Kamuoyunun baskısıyla işkenceye dair soruşturma başlatıldığını belirten Meral Halat, “Ancak 6 yıldır devam eden soruşturmada her hangi bir gelişme yaşanmadı. 55 kişiden 13’ü ilk etapta tutuklu yargılandı ve 4 kişi hakkında ‘örgüt üyeliği’ iddiası ile ceza verildi. Bu cezalar Yargıtay tarafından onaylandı. Her ne kadar iki farklı dosya olsa da, bu dosyalar bir biri ile bağlantılı dosyalar. ‘Örgüt üyeliği’ iddiası ile tutuklanan kişiler, ağır işkencelere maruz bırakılan kişilerdir” diye konuştu.
‘Bağımsız inceleme yapılmadı’
Yapılan işkencelere dair görüntülerin Riha Barosu girişimleri ile toplandığının altını çizen Meral Halat, “6 terabaytlık görüntü mevcut. Bu görüntülerin bağımsız bilirkişiler tarafından çözülmesi ve incelemesinin yapılması lazımdı. Fakat bu dosyada ilk bilirkişi raporu işkence yapan jandarmalar tarafından hazırlandı. Bu raporda ‘Yapılan incelemede her hangi bir işkence bulgusuna rastlanılmamıştır’ denildi. İşkencenin üstünün örtbas edildiğine tanık olduk. Bu olayı gerçekleştiren kişiler tarafından hazırlanan rapor dikkate alındı. Biz buna itiraz ettik ve bağımsız kişiler tarafından bilirkişi incelemesi yapılmasını talep ettik. Mayıs 2020’de İstanbul ATK’ya görüntüler gönderildi, ancak bu görüntüler aradan geçen 5 yılda incelenemedi. Buna dair savcılık tarafından her hangi somut bir adım atılmadı. Dosya sürüncemede bırakıldı” ifadelerini kullandı.

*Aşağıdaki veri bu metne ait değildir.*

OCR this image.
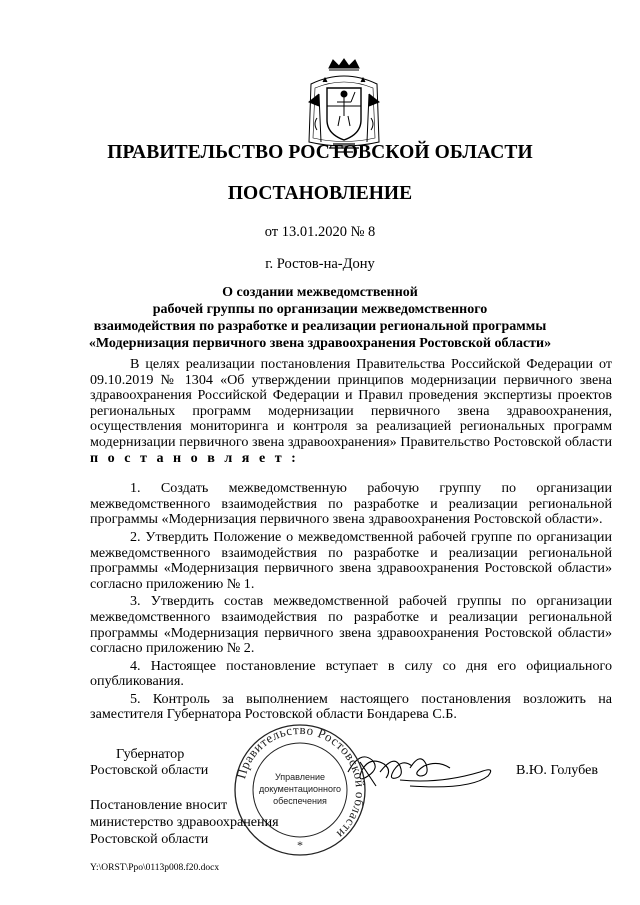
ПРАВИТЕЛЬСТВО РОСТОВСКОЙ ОБЛАСТИ
ПОСТАНОВЛЕНИЕ
от 13.01.2020 № 8
г. Ростов-на-Дону
О создании межведомственной
рабочей группы по организации межведомственного
взаимодействия по разработке и реализации региональной программы
«Модернизация первичного звена здравоохранения Ростовской области»

В целях реализации постановления Правительства Российской Федерации от 09.10.2019 № 1304 «Об утверждении принципов модернизации первичного звена здравоохранения Российской Федерации и Правил проведения экспертизы проектов региональных программ модернизации первичного звена здравоохранения, осуществления мониторинга и контроля за реализацией региональных программ модернизации первичного звена здравоохранения» Правительство Ростовской области п о с т а н о в л я е т :

1. Создать межведомственную рабочую группу по организации межведомственного взаимодействия по разработке и реализации региональной программы «Модернизация первичного звена здравоохранения Ростовской области».

2. Утвердить Положение о межведомственной рабочей группе по организации межведомственного взаимодействия по разработке и реализации региональной программы «Модернизация первичного звена здравоохранения Ростовской области» согласно приложению № 1.

3. Утвердить состав межведомственной рабочей группы по организации межведомственного взаимодействия по разработке и реализации региональной программы «Модернизация первичного звена здравоохранения Ростовской области» согласно приложению № 2.

4. Настоящее постановление вступает в силу со дня его официального опубликования.

5. Контроль за выполнением настоящего постановления возложить на заместителя Губернатора Ростовской области Бондарева С.Б.

Губернатор
Ростовской области	В.Ю. Голубев
Правительство Ростовской области
Управление
документационного
обеспечения
*
Постановление вносит
министерство здравоохранения
Ростовской области
Y:\ORST\Ppo\0113p008.f20.docx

‘Tespit edilen suçlular cezalandırılmadı’
Kolluğun karıştığı suçlarda yaşanan cezasızlık politikasına dikkati çeken Meral Halat, “İşkence suçunda zaman aşımı yok. Fakat dosyamızda yaklaşık 6 yıldır süren bir soruşturma var ve henüz bir adım atılmış değil. Bu cezasızlık politikasının bir yansımasıdır. İşkence söz konusu olduğu zaman, bunu yapan kollukta, emir veren amir de suçludur. İşkenceye göz yumanlar hakkında da soruşturma açılması gerekiyor. 6 yıl geçmesine rağmen bir kısım kolluk memurunun henüz ifadesinin alınmadığını biliyoruz. Hastanedeki görevli sağlıkçıların da ifadelerinin alınması gerekirken, ifadeler eksik. Toplu bir işkence gibi vahim bir durum söz konusudur. İşkence yapanların cezalandırılamaması durumunda bu topraklarda işkencenin normalleşmesinin önü açılır. ‘Ben işkence yapsam da bir ceza ile karşı karşıya kalmıyorum’ düşüncesi korkutucu. Bu kimsenin can güvenliğinin olmadığını gösterir. Bu dosyanın kamuoyu, özellikle insan hakları alanından çalışmalar yapan sivil toplum kuruluşları tarafından güçlü sahiplenmesi gerek. Suçluların biran önce tespit edilmesi, yargı önüne çıkarılması ve gerekli cezaların verilmesi en öncelikli taleplerimizdir” diye konuştu.